Solving the Challenges of Multi-cloud Cost Management

RTInsights Team
RTInsights
Published in
4 min readAug 8, 2024

By: Michael Arkoosh

If you have a multi-cloud architecture — as 98 percent of enterprises that use the cloud do — one of the most important steps you can take to manage cloud costs effectively is tracking all of your cloud spending from a central vantage point.

Unfortunately, that’s often much easier said than done. The cloud providers don’t make it very simple even to pull billing data in a standardized way, let alone interpret it consistently side-by-side.

Nonetheless, finding a way to centralize cloud spend management is critical if you want to optimize your ability to understand what you’re spending and avoid wasting money in the cloud. And given the right strategies and tools, implementing centralized bill tracking is feasible enough.

See also: Navigating Cloud Costs and Egress: Insights on Enterprise Cloud Conversations

The importance of multi-cloud cost management

There are two main reasons why tracking cloud spending from a centralized location is important.

One is that in some cases, businesses deploy workloads that span multiple clouds, and monitoring the costs associated with each cloud is the only way to determine the total cost of the workload. For instance, you might deploy an application in one cloud but have a “warm standby” environment for the same app provisioned in a different cloud for disaster recovery purposes. In that case, you’d need to know what each cloud provider is charging for the infrastructure the app consumes in order to track your total cost of running the app.

The other reason that makes centralized cloud spend tracking crucial is the fact that you can’t effectively monitor or optimize your total cloud spending unless you can view granular spending data from across all of your clouds side-by-side. Knowing that you reduced your spending last month in one cloud isn’t very helpful if you don’t know how your spending changed in a different cloud — or how fluctuations in cloud spend align with different types of cloud services across your various cloud environments.

If you like analogies, think of it this way: Centralized cloud spend monitoring is like tracking what you spend in total for groceries from multiple stores over the course of a month. Collecting and interpreting this data from a central location is the only way to determine whether your overall grocery spending is trending up or down. You’d be in a much weaker position to manage your grocery costs if you only monitored how much you spent at each individual store without having an easy way to track overall spending across all stores.

The challenges of centralized cloud spend management

But as I mentioned, centralized spend management in the cloud can be tough to implement.
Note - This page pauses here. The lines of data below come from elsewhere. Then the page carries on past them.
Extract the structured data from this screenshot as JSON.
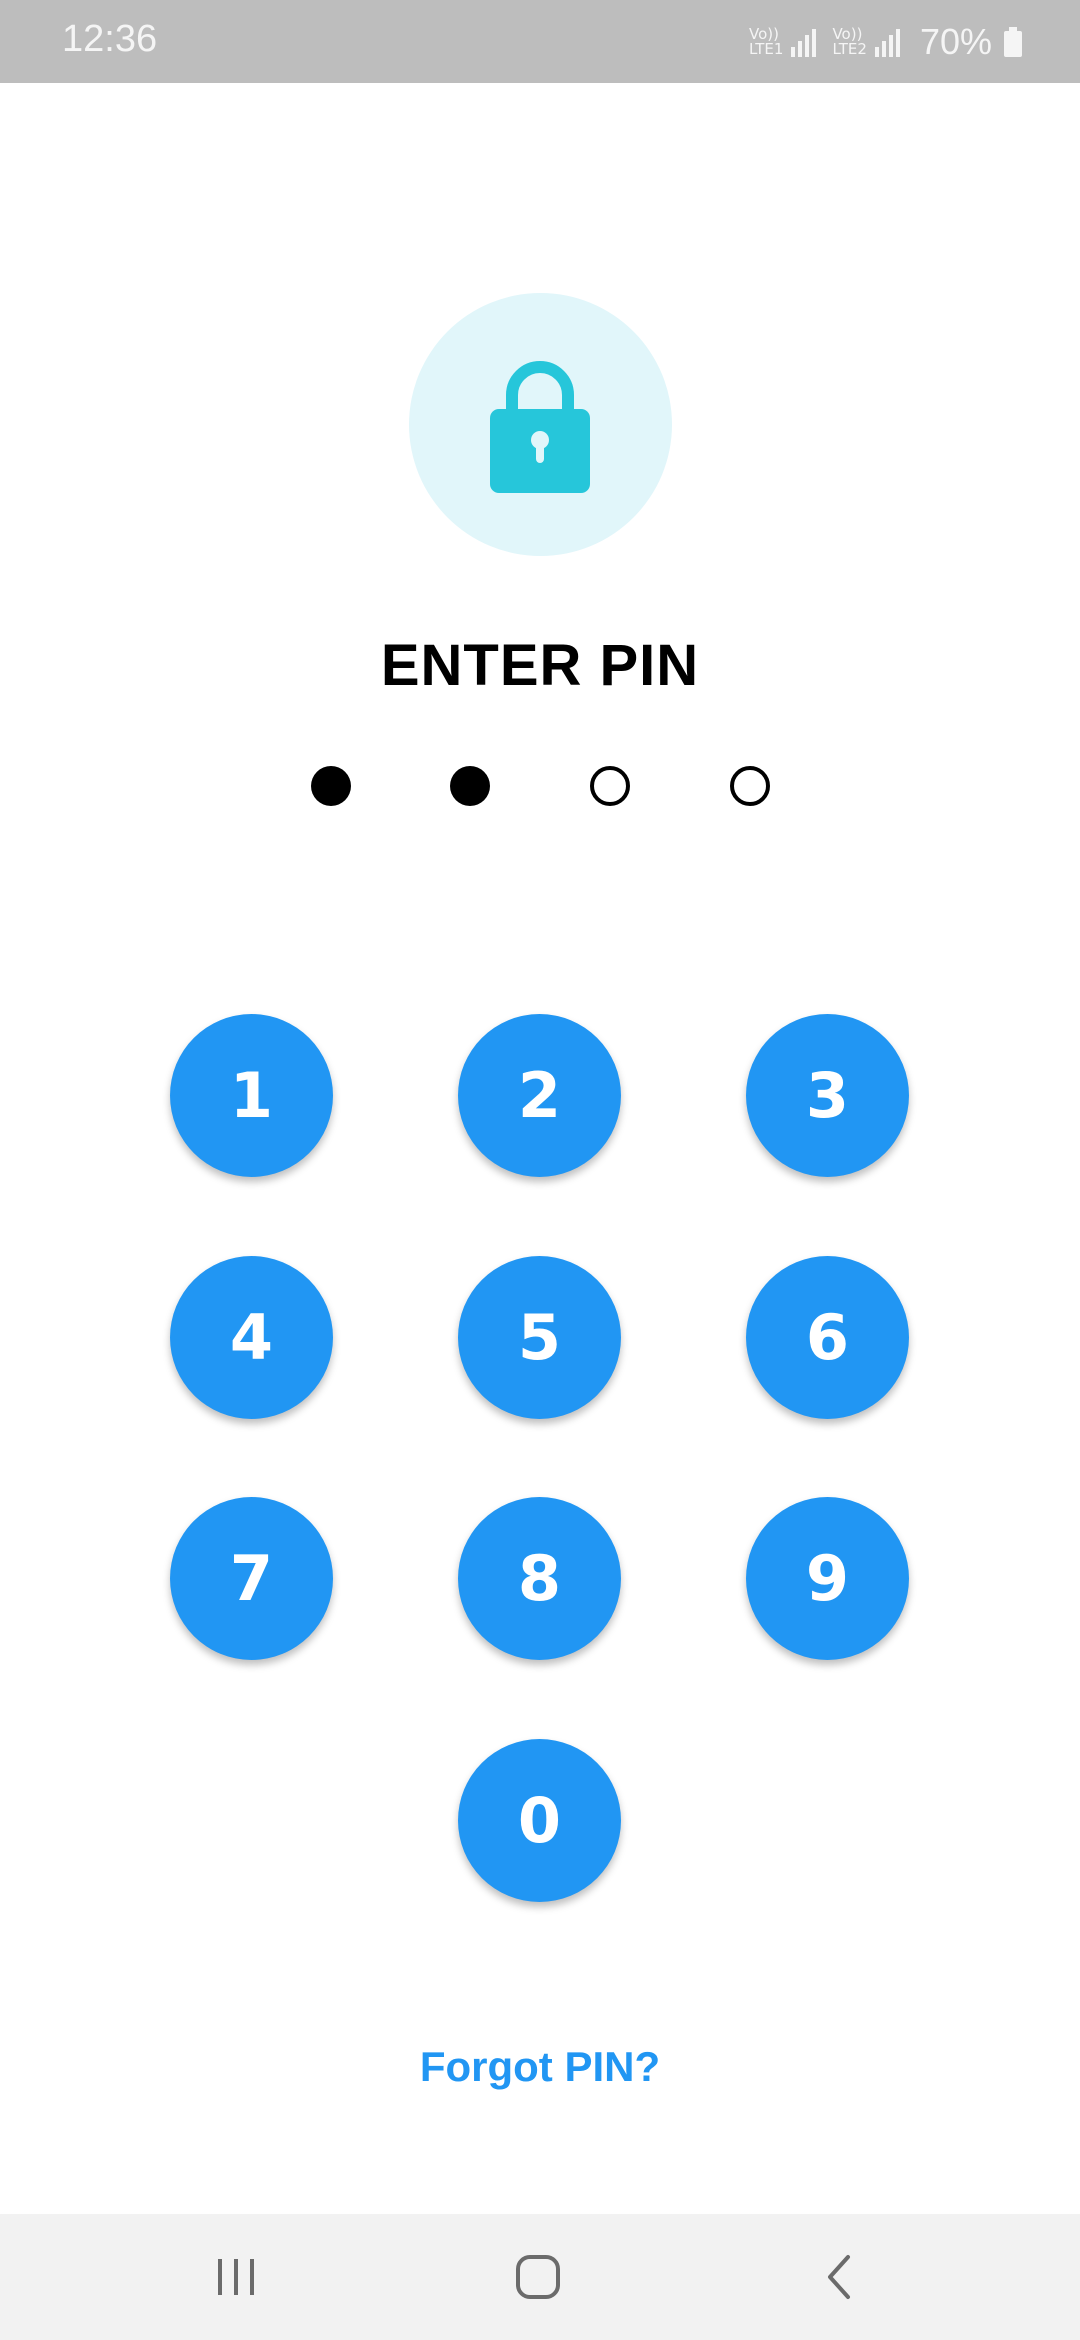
{
  "status_bar": {
    "time": "12:36",
    "sim1": {
      "top": "Vo))",
      "bottom": "LTE1"
    },
    "sim2": {
      "top": "Vo))",
      "bottom": "LTE2"
    },
    "battery": "70%",
    "icons": [
      "signal-icon",
      "battery-icon"
    ]
  },
  "lock_icon": "lock-icon",
  "title": "ENTER PIN",
  "pin": {
    "length": 4,
    "entered": 2
  },
  "keypad": {
    "keys": [
      "1",
      "2",
      "3",
      "4",
      "5",
      "6",
      "7",
      "8",
      "9",
      "0"
    ]
  },
  "forgot_link": "Forgot PIN?",
  "nav_bar": {
    "icons": [
      "recent-apps-icon",
      "home-icon",
      "back-icon"
    ]
  },
  "colors": {
    "accent": "#2196f3",
    "lock": "#26c6da",
    "lock_bg": "#e1f6fa",
    "status_bar": "#bdbdbd",
    "nav_bar": "#f2f2f2"
  }
}
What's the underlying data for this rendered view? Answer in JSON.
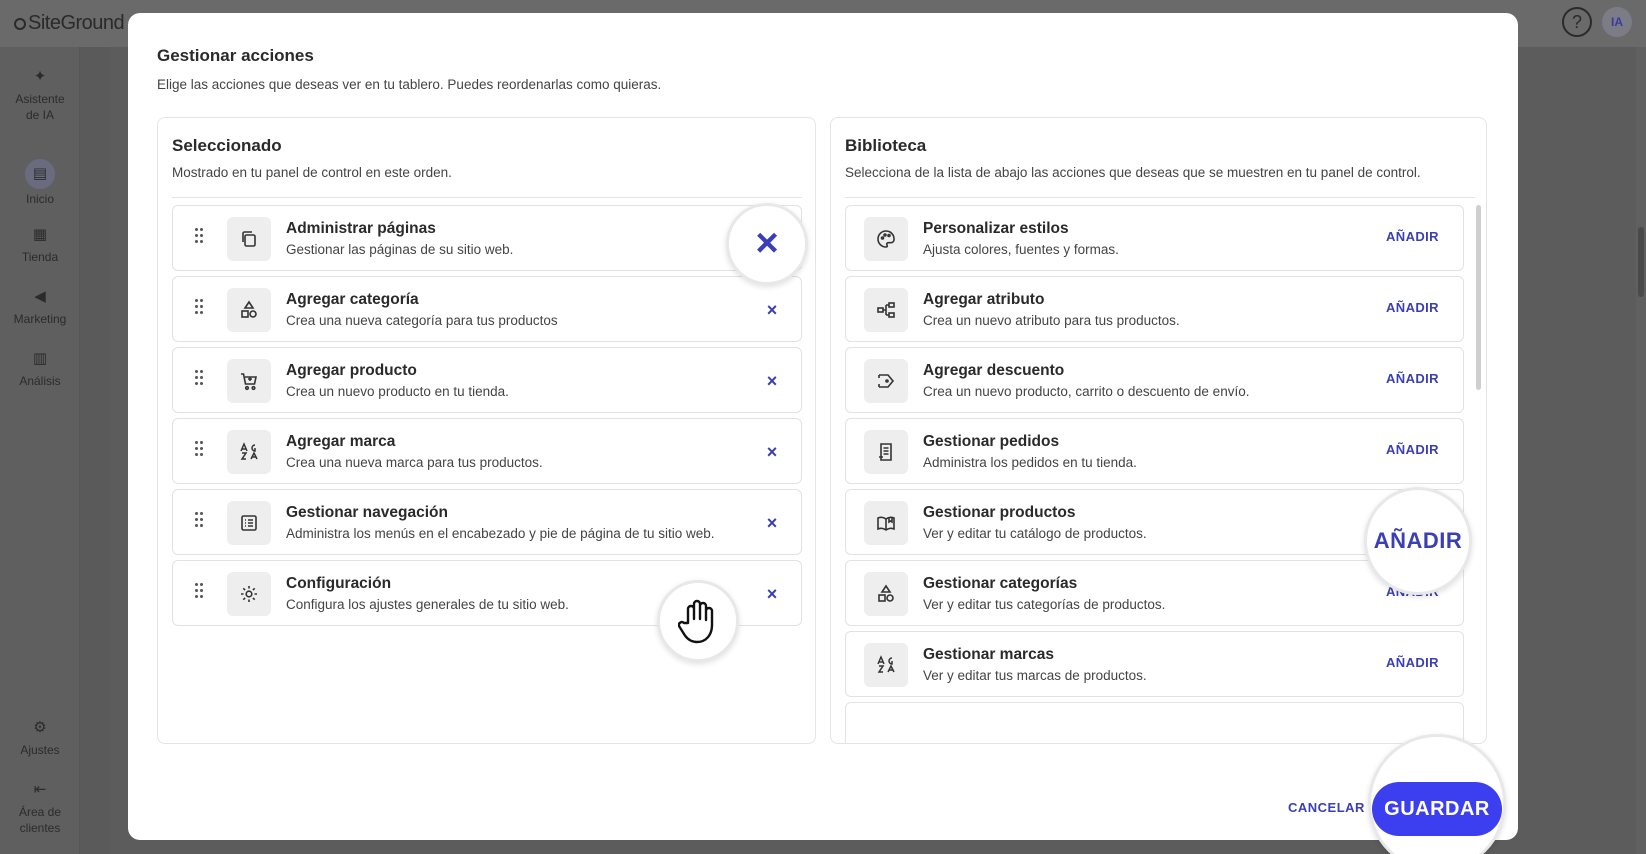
{
  "app": {
    "logo": "SiteGround",
    "help_icon_label": "?",
    "avatar_initials": "IA"
  },
  "sidebar": {
    "items": [
      {
        "label": "Asistente de IA",
        "icon": "sparkle-icon"
      },
      {
        "label": "Inicio",
        "icon": "dashboard-icon"
      },
      {
        "label": "Tienda",
        "icon": "store-icon"
      },
      {
        "label": "Marketing",
        "icon": "megaphone-icon"
      },
      {
        "label": "Análisis",
        "icon": "chart-icon"
      },
      {
        "label": "Ajustes",
        "icon": "gear-icon"
      },
      {
        "label": "Área de clientes",
        "icon": "exit-icon"
      }
    ]
  },
  "modal": {
    "title": "Gestionar acciones",
    "subtitle": "Elige las acciones que deseas ver en tu tablero. Puedes reordenarlas como quieras.",
    "cancel_label": "CANCELAR",
    "save_label": "GUARDAR"
  },
  "selected": {
    "title": "Seleccionado",
    "subtitle": "Mostrado en tu panel de control en este orden.",
    "remove_icon": "×",
    "items": [
      {
        "title": "Administrar páginas",
        "desc": "Gestionar las páginas de su sitio web.",
        "icon": "pages-icon"
      },
      {
        "title": "Agregar categoría",
        "desc": "Crea una nueva categoría para tus productos",
        "icon": "shapes-icon"
      },
      {
        "title": "Agregar producto",
        "desc": "Crea un nuevo producto en tu tienda.",
        "icon": "cart-plus-icon"
      },
      {
        "title": "Agregar marca",
        "desc": "Crea una nueva marca para tus productos.",
        "icon": "brand-icon"
      },
      {
        "title": "Gestionar navegación",
        "desc": "Administra los menús en el encabezado y pie de página de tu sitio web.",
        "icon": "list-icon"
      },
      {
        "title": "Configuración",
        "desc": "Configura los ajustes generales de tu sitio web.",
        "icon": "gear-icon"
      }
    ]
  },
  "library": {
    "title": "Biblioteca",
    "subtitle": "Selecciona de la lista de abajo las acciones que deseas que se muestren en tu panel de control.",
    "add_label": "AÑADIR",
    "items": [
      {
        "title": "Personalizar estilos",
        "desc": "Ajusta colores, fuentes y formas.",
        "icon": "palette-icon"
      },
      {
        "title": "Agregar atributo",
        "desc": "Crea un nuevo atributo para tus productos.",
        "icon": "attribute-icon"
      },
      {
        "title": "Agregar descuento",
        "desc": "Crea un nuevo producto, carrito o descuento de envío.",
        "icon": "discount-icon"
      },
      {
        "title": "Gestionar pedidos",
        "desc": "Administra los pedidos en tu tienda.",
        "icon": "orders-icon"
      },
      {
        "title": "Gestionar productos",
        "desc": "Ver y editar tu catálogo de productos.",
        "icon": "catalog-icon"
      },
      {
        "title": "Gestionar categorías",
        "desc": "Ver y editar tus categorías de productos.",
        "icon": "shapes-icon"
      },
      {
        "title": "Gestionar marcas",
        "desc": "Ver y editar tus marcas de productos.",
        "icon": "brand-icon"
      }
    ]
  },
  "colors": {
    "accent": "#3b3fb5",
    "primary_button": "#3b3ff0"
  }
}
The issue starts with the mere task of importing billing data from cloud providers. Although all major public clouds generate bills that detail what you spent each month, they expose the billing data in a different way. Amazon Web Services (AWS) generates a large CSV file, for example, while Google Cloud Platform (GCP) pushes its customers’ billing data into BigQuery, a data analytics service hosted on its platform. For its part, Azure expects customers to import billing data using APIs. This means that simply getting all of your billing data into a central location requires implementing multiple data importation workflows.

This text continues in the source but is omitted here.